Durante a tarde, diante da presença do presidente, o arcebispo amenizou sua fala dita pela manhã.

Segundo o arcebispo, os "dragões" são as ideologias, que representariam interesses pessoais tanto na direita, quanto na esquerda.

"Isso não faz bem. O que faz bem é procurar a verdade. A verdade é que liberta, a verdade é que nos dá paz", disse. "A verdade de Jesus Cristo."

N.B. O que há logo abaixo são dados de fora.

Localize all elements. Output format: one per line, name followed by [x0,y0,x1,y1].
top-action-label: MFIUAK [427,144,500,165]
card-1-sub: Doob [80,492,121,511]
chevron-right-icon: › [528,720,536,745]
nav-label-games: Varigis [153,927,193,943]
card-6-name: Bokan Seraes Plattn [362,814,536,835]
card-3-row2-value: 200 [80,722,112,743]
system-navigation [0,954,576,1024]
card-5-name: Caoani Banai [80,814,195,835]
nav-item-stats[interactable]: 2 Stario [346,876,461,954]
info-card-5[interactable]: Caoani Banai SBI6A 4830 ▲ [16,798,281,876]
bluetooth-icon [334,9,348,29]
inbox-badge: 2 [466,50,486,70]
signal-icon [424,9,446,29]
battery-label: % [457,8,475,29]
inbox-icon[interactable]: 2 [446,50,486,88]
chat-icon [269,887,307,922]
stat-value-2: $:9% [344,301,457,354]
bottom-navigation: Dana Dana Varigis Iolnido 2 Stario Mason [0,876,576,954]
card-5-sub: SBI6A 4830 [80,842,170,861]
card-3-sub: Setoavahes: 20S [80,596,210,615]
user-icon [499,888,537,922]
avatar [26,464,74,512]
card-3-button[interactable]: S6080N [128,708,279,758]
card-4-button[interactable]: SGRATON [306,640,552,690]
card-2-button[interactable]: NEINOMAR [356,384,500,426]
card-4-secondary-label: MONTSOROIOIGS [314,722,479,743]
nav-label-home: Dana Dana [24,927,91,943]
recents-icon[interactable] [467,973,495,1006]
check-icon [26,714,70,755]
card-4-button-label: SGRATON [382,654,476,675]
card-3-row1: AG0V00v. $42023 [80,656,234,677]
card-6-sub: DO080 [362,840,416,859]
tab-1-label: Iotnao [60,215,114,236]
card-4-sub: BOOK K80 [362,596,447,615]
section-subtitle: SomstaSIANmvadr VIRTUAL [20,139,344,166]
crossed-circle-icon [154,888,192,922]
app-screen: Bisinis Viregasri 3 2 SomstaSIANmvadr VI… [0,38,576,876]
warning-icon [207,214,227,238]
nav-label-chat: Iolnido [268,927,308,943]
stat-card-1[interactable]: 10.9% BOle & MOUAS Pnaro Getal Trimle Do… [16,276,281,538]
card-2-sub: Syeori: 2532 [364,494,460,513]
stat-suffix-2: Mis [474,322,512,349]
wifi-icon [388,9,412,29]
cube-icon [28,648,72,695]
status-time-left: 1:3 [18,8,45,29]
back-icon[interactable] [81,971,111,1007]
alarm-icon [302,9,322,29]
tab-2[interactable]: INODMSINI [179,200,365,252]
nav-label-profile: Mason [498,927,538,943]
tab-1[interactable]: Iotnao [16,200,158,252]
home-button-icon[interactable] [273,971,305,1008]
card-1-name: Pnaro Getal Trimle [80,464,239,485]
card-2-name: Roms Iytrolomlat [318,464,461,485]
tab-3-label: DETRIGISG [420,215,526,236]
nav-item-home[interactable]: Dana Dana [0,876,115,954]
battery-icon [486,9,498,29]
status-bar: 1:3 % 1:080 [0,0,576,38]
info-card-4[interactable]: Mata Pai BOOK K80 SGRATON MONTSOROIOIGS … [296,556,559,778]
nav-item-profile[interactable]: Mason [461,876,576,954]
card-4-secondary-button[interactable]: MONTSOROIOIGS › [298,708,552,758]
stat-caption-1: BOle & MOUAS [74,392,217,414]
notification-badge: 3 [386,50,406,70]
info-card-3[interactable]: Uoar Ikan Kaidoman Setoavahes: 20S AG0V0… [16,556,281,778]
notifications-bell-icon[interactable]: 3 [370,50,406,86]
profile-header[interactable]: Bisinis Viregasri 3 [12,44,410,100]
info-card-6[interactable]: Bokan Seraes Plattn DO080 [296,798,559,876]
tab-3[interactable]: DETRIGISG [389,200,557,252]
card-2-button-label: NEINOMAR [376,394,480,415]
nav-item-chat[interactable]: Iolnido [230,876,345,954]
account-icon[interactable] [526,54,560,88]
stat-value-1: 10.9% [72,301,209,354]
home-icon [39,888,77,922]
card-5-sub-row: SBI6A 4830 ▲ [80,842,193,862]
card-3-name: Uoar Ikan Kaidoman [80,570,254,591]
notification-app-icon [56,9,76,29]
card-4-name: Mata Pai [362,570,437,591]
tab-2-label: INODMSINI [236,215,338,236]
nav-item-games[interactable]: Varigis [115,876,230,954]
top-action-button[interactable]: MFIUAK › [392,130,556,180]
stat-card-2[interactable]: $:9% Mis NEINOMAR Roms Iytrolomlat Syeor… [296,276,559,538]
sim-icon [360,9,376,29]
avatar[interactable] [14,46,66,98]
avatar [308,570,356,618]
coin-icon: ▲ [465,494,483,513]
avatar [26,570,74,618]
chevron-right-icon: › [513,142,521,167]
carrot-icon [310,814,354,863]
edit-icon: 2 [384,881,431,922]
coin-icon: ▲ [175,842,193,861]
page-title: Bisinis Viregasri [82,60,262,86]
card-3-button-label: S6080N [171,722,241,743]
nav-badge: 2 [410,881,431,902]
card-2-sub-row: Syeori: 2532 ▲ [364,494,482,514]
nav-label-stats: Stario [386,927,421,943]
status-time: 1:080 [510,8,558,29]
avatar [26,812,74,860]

Bolsonaro aplaudiu a fala do sacerdote.

O presidente Jair Bolsonaro acompanhou a missa no Santuário de Nossa Senhora de Aparecida - Bernardo Barbosa/UOL
O presidente Jair Bolsonaro acompanhou a missa no Santuário de Nossa Senhora de Aparecida
Imagem: Bernardo Barbosa/UOL

Sínodo da Amazônia

Outro tema mencionado de forma recorrente nas falas dos padres que conduziram celebrações hoje em Aparecida foi o Sínodo da Amazônia, que acontece ao longo deste mês no Vaticano.

O sínodo --um encontro em que o papa consulta outros religiosos-- foi convocado há dois anos pelo papa Francisco para o debate sobre a presença da Igreja Católica junto às populações amazônicas, principalmente as indígenas.

Ao mesmo tempo, o documento que orienta as discussões tem um tom bastante crítico à devastação do meio ambiente e ao impacto da exploração insustentável da floresta, afetando as populações locais.

O governo Bolsonaro não vê a reunião com bons olhos, e vê no encontro mais um momento em que poderá receber pressão externa. Bolsonaro é defensor da exploração comercial de terras indígenas e enfrentou sua maior crise de imagem no exterior durante o avanço das queimadas na Amazônia, em agosto.

No começo do ano, o próprio governo admitiu, por meio do ministro do Gabinete de Segurança Institucional, general Augusto Heleno, que monitorava as reuniões preparatórias para o sínodo com a participação de padres brasileiros.

Na basílica de Aparecida, no entanto, a visão sobre o sínodo parece estar mais aliada à do papa Francisco.

"Uma salva de palmas ao Sínodo, uma salva de palmas ao papa e uma salva de palmas à Igreja da Amazônia", pediu o irmão Carlos Cunha pouco antes do início da missa com a presença de Bolsonaro.